For those who haven’t seen the Matterport system, it looks great, it’s an all-in-one unit that produces walk-through tours, much the same way as Google’s Street View does, one image merges to the next to give a walk-through feel to the tour. Not only does the Matterport system capture images, it also produces an infra-red scan of the area being photographed. This scanned information is used to create the one unbeatable selling point of the Matterport system, the ‘dollhouse’ view. This is a CAD model of the area, be it a house, yacht or restaurant that can be viewed from inside or outside and dragged around in 360 degrees. It’s a real showstopper and a truly unique selling point of the Matterport system.
As good as the dollhouse is, however, conventional 360° photography surpasses Matterport in almost every respect.
First off, Matterport is a closed system, the photographer has to have their images and tour processed by Matterport (for a fee), the tours have to be hosted by Matterport (for an ongoing monthly subscription fee), these fees are obviously passed onto the client. A conventional tour can be hosted on a client’s server for no ongoing fee. Being a closed system means the 360° images can’t be edited or displayed anywhere other than on Matterport’s framework – they can now be made into Google Street View tours. The Matterport tour images have to remain ‘as captured’, items on tables can’t be erased, backgrounds outside have to stay, pictures on the walls can’t be replaced everything has to remain as it was photographed, even the Matterport camera, when it is photographed in a mirror, is visible in the final scenes.
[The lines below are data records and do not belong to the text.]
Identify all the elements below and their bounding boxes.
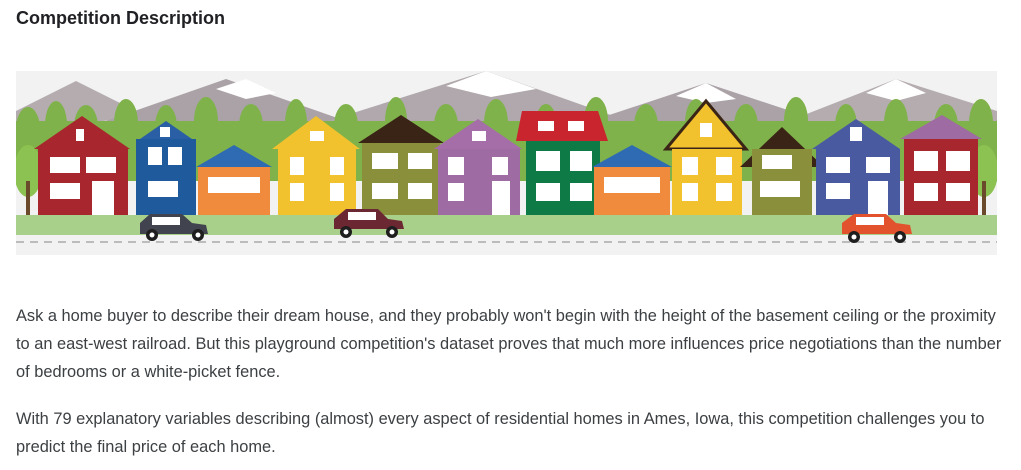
banner-illustration — [16, 71, 997, 255]
description-paragraph: With 79 explanatory variables describing… — [16, 410, 985, 456]
section-title: Competition Description — [16, 8, 226, 28]
description-paragraph: Ask a home buyer to describe their dream… — [16, 307, 1002, 381]
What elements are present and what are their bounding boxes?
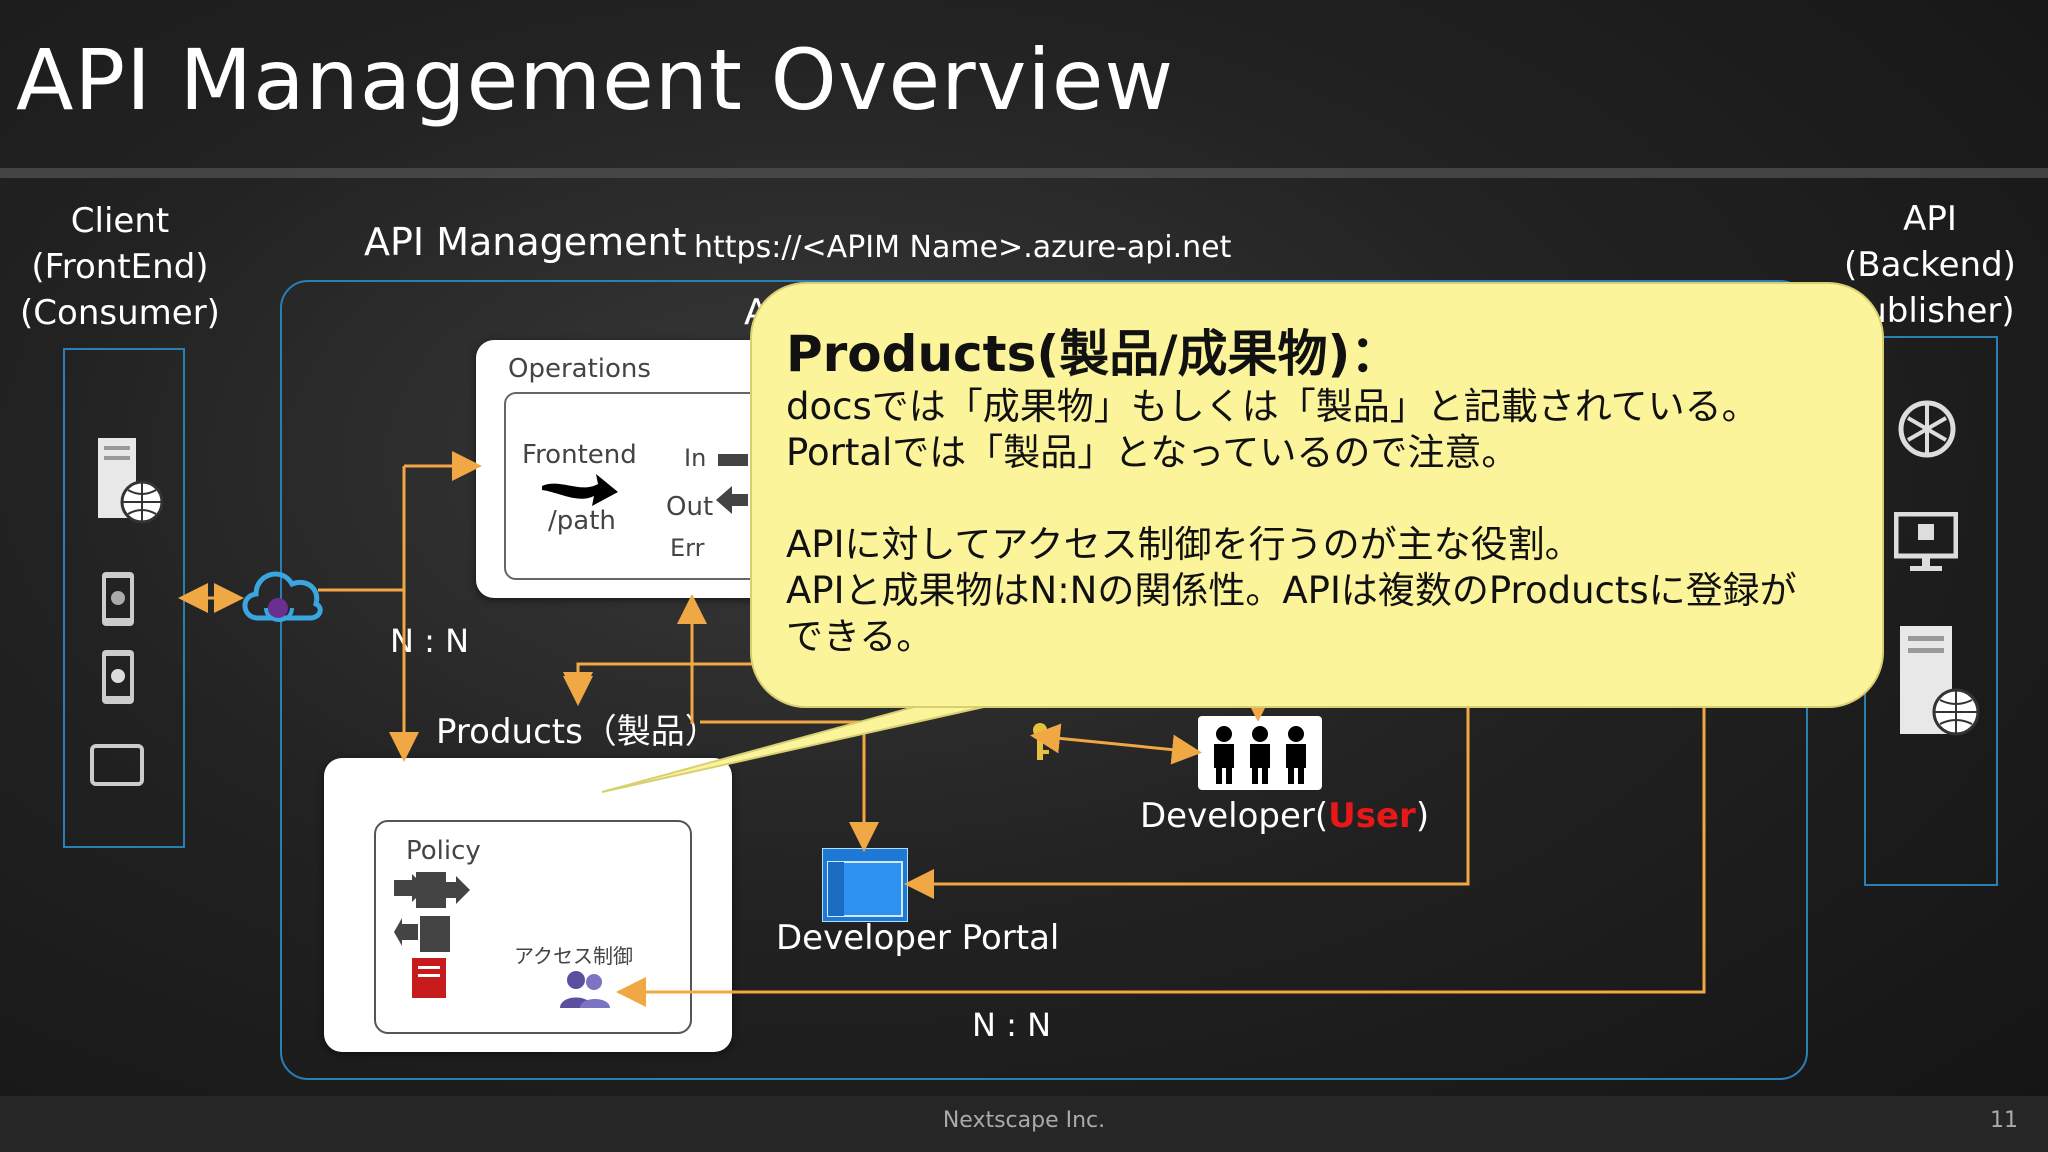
page-number: 11 — [1990, 1108, 2018, 1133]
callout-line-1: docsでは「成果物」もしくは「製品」と記載されている。 — [786, 385, 1759, 428]
footer-company: Nextscape Inc. — [942, 1108, 1106, 1133]
callout-line-4: APIと成果物はN:Nの関係性。APIは複数のProductsに登録が — [786, 569, 1797, 612]
callout-line-3: APIに対してアクセス制御を行うのが主な役割。 — [786, 523, 1582, 566]
callout-line-5: できる。 — [786, 615, 934, 658]
callout-line-2: Portalでは「製品」となっているので注意。 — [786, 431, 1519, 474]
callout-heading: Products(製品/成果物)： — [786, 325, 1401, 383]
callout-tail-cover — [900, 690, 1100, 706]
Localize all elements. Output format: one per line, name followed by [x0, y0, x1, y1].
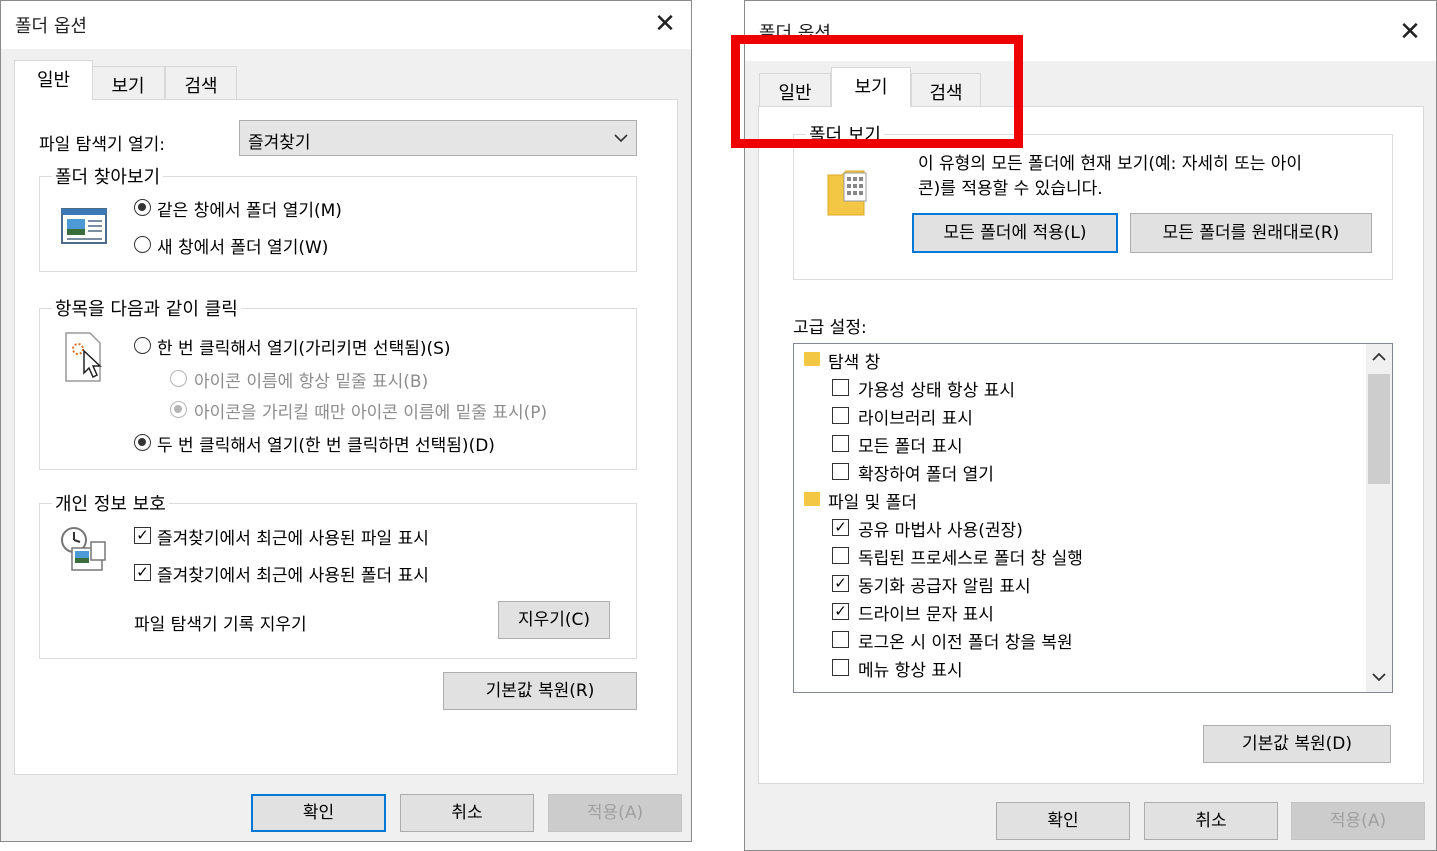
underline-always-label: 아이콘 이름에 항상 밑줄 표시(B) [194, 372, 429, 392]
vertical-scrollbar[interactable] [1366, 344, 1392, 692]
radio-single-click[interactable] [134, 337, 151, 354]
radio-new-window[interactable] [134, 236, 151, 253]
tree-checkbox[interactable] [832, 631, 849, 648]
click-items-label: 항목을 다음과 같이 클릭 [52, 295, 241, 321]
general-panel: 파일 탐색기 열기: 즐겨찾기 폴더 찾아보기 같은 창에서 폴더 열기(M) … [14, 99, 678, 775]
reset-folders-button[interactable]: 모든 폴더를 원래대로(R) [1130, 213, 1372, 253]
radio-same-window[interactable] [134, 199, 151, 216]
tree-option-label: 드라이브 문자 표시 [858, 605, 994, 625]
recent-folders-label: 즐겨찾기에서 최근에 사용된 폴더 표시 [157, 566, 429, 586]
browse-folders-label: 폴더 찾아보기 [52, 163, 164, 189]
explorer-open-label: 파일 탐색기 열기: [39, 135, 166, 155]
tree-checkbox[interactable] [832, 659, 849, 676]
tree-checkbox[interactable] [832, 379, 849, 396]
tree-category-label: 파일 및 폴더 [828, 493, 918, 513]
restore-defaults-button[interactable]: 기본값 복원(R) [443, 672, 637, 710]
click-items-group: 항목을 다음과 같이 클릭 한 번 클릭해서 열기(가리키면 선택됨)(S) 아… [39, 295, 637, 470]
folder-views-desc-line1: 이 유형의 모든 폴더에 현재 보기(예: 자세히 또는 아이 [918, 154, 1303, 174]
folder-view-icon [827, 170, 867, 216]
clear-history-button[interactable]: 지우기(C) [498, 601, 610, 639]
highlight-box [731, 35, 1023, 148]
close-button[interactable]: ✕ [649, 7, 681, 41]
ok-button[interactable]: 확인 [996, 802, 1130, 840]
radio-underline-hover[interactable] [170, 401, 187, 418]
explorer-open-value: 즐겨찾기 [248, 133, 311, 153]
folder-views-desc-line2: 콘)를 적용할 수 있습니다. [918, 179, 1103, 199]
close-button[interactable]: ✕ [1394, 15, 1426, 49]
scrollbar-thumb[interactable] [1368, 374, 1390, 484]
tree-option-label: 독립된 프로세스로 폴더 창 실행 [858, 549, 1083, 569]
tree-checkbox[interactable]: ✓ [832, 575, 849, 592]
tree-option-label: 동기화 공급자 알림 표시 [858, 577, 1031, 597]
single-click-label: 한 번 클릭해서 열기(가리키면 선택됨)(S) [157, 339, 451, 359]
ok-button[interactable]: 확인 [251, 794, 386, 832]
underline-hover-label: 아이콘을 가리킬 때만 아이콘 이름에 밑줄 표시(P) [194, 403, 548, 423]
checkbox-recent-folders[interactable]: ✓ [134, 564, 151, 581]
tree-option-label: 가용성 상태 항상 표시 [858, 381, 1015, 401]
tree-checkbox[interactable]: ✓ [832, 603, 849, 620]
title-bar: 폴더 옵션 ✕ [1, 1, 691, 49]
clear-history-label: 파일 탐색기 기록 지우기 [134, 615, 307, 635]
tree-option-label: 공유 마법사 사용(권장) [858, 521, 1023, 541]
browse-same-label: 같은 창에서 폴더 열기(M) [157, 201, 342, 221]
cursor-click-icon [65, 332, 102, 382]
dialog-title: 폴더 옵션 [15, 16, 87, 37]
tree-option-label: 모든 폴더 표시 [858, 437, 963, 457]
tree-checkbox[interactable] [832, 547, 849, 564]
apply-button[interactable]: 적용(A) [548, 794, 682, 832]
scroll-up-icon[interactable] [1372, 352, 1386, 362]
advanced-settings-tree[interactable]: 탐색 창가용성 상태 항상 표시라이브러리 표시모든 폴더 표시확장하여 폴더 … [793, 343, 1393, 693]
tree-checkbox[interactable] [832, 435, 849, 452]
privacy-label: 개인 정보 보호 [52, 490, 169, 516]
tree-checkbox[interactable]: ✓ [832, 519, 849, 536]
tree-category-label: 탐색 창 [828, 353, 881, 373]
explorer-open-dropdown[interactable]: 즐겨찾기 [239, 120, 637, 156]
restore-defaults-button[interactable]: 기본값 복원(D) [1203, 725, 1391, 763]
chevron-down-icon [614, 134, 628, 143]
tab-general[interactable]: 일반 [14, 60, 93, 100]
tab-view[interactable]: 보기 [91, 66, 165, 100]
browse-new-label: 새 창에서 폴더 열기(W) [157, 238, 329, 258]
cancel-button[interactable]: 취소 [1144, 802, 1278, 840]
tree-option-label: 메뉴 항상 표시 [858, 661, 963, 681]
browse-folders-group: 폴더 찾아보기 같은 창에서 폴더 열기(M) 새 창에서 폴더 열기(W) [39, 163, 637, 272]
double-click-label: 두 번 클릭해서 열기(한 번 클릭하면 선택됨)(D) [157, 436, 495, 456]
cancel-button[interactable]: 취소 [400, 794, 534, 832]
advanced-settings-label: 고급 설정: [793, 318, 867, 338]
checkbox-recent-files[interactable]: ✓ [134, 527, 151, 544]
folder-options-dialog-general: 폴더 옵션 ✕ 일반 보기 검색 파일 탐색기 열기: 즐겨찾기 폴더 찾아보기 [0, 0, 692, 842]
privacy-group: 개인 정보 보호 ✓ 즐겨찾기에서 최근에 사용된 파일 표시 ✓ 즐겨찾기에서… [39, 490, 637, 659]
radio-underline-always[interactable] [170, 370, 187, 387]
radio-double-click[interactable] [134, 434, 151, 451]
window-icon [61, 208, 107, 244]
tree-checkbox[interactable] [832, 407, 849, 424]
folder-icon [804, 492, 820, 506]
recent-files-icon [61, 527, 106, 571]
scroll-down-icon[interactable] [1372, 672, 1386, 682]
tree-option-label: 확장하여 폴더 열기 [858, 465, 994, 485]
tree-option-label: 라이브러리 표시 [858, 409, 973, 429]
folder-views-group: 폴더 보기 이 유형의 모든 폴더에 현재 보기(예: 자세히 또는 아이 콘)… [793, 121, 1393, 280]
folder-icon [804, 352, 820, 366]
tree-option-label: 로그온 시 이전 폴더 창을 복원 [858, 633, 1073, 653]
apply-button[interactable]: 적용(A) [1291, 802, 1425, 840]
view-panel: 폴더 보기 이 유형의 모든 폴더에 현재 보기(예: 자세히 또는 아이 콘)… [758, 106, 1424, 784]
tree-checkbox[interactable] [832, 463, 849, 480]
apply-to-folders-button[interactable]: 모든 폴더에 적용(L) [912, 213, 1118, 253]
recent-files-label: 즐겨찾기에서 최근에 사용된 파일 표시 [157, 529, 429, 549]
tab-search[interactable]: 검색 [165, 66, 237, 100]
The biggest downside I see of the Matterport system is its limitation to highlight selling points within the tour. Using custom ‘hotspots’ to show: photographs, play audio or video, animations, illustrations or text makes 360 tours a true multimedia platform and one of the biggest reasons to opt for a 360° tour in the first place. Yet much of this can’t be achieved with a Matterport tour. It’s also not possible to play music, add background sounds or have a voice-over on the Matterport tours.
Reflective surfaces (like high gloss varnish, stainless-steel etc.) cannot be displayed well on the Matterport system – it creates disjointed areas and bad stitches (the way one image is joined to the next). This problem cannot be repaired or corrected in the same way as conventional 360° photography.
Then there are limitations of the images too, they are a low resolution – even the newer pro version of Matterport offers little opportunity to zoom in and see fine detail – view any of my tours at full screen, then compare that to any Matterport tour at full screen. While this doesn’t matter so much for properties, to show off build quality it would be better to see the quality of the material used, the texture of the leather, the detail of the stitching or the grain of the wood.
While Matterport’s images are 360° in a horizontal axis, they are not 360° in a vertical axis, so it’s not possible to see the ceiling or floor immediately above or in front of the viewer, the floor space is the perfect place to include logo’s to reinforce your brand identity, speaking of which and there is no option to remove Matterports branding from a tour.
The system I, and many other photographers, use cannot provide the dollhouse view but a Google Street View tour can offer the walkthrough feel of the Matterport tours with the advantage of being visible on Google’s search results. If the dollhouse is what you want, please see a Matterport ‘partner’ (as the photographer has to grant Matterport “an unrestricted, irrevocable, perpetual, transferable, sublicensable, worldwide, royalty-free license to use, reproduce, display, publicly perform, transmit and distribute any such material you submit, without any payment or accounting to you or others. In addition, you waive any so-called “moral rights” in such material.” which doesn’t feel like a fair partnership).
Conventional 360° tours are labour intensive, as I control every stage. In every respect, apart from the dollhouse view, the high-resolution 360° tours I and many other 360° photographers produce are superior to a Matterport tour. This is why, until the Matterport system allows me to do what I want, to offer the best for my clients, I see no reason to invest in the Matterport system.
I’ve been shooting 360° images for many years and 360° technology is moving at a great pace at the moment, probably faster than it has done before, but while there are systems that are quicker and easier for the operator to use, I still believe that I offer my clients the highest quality 360° imagery in the marine market.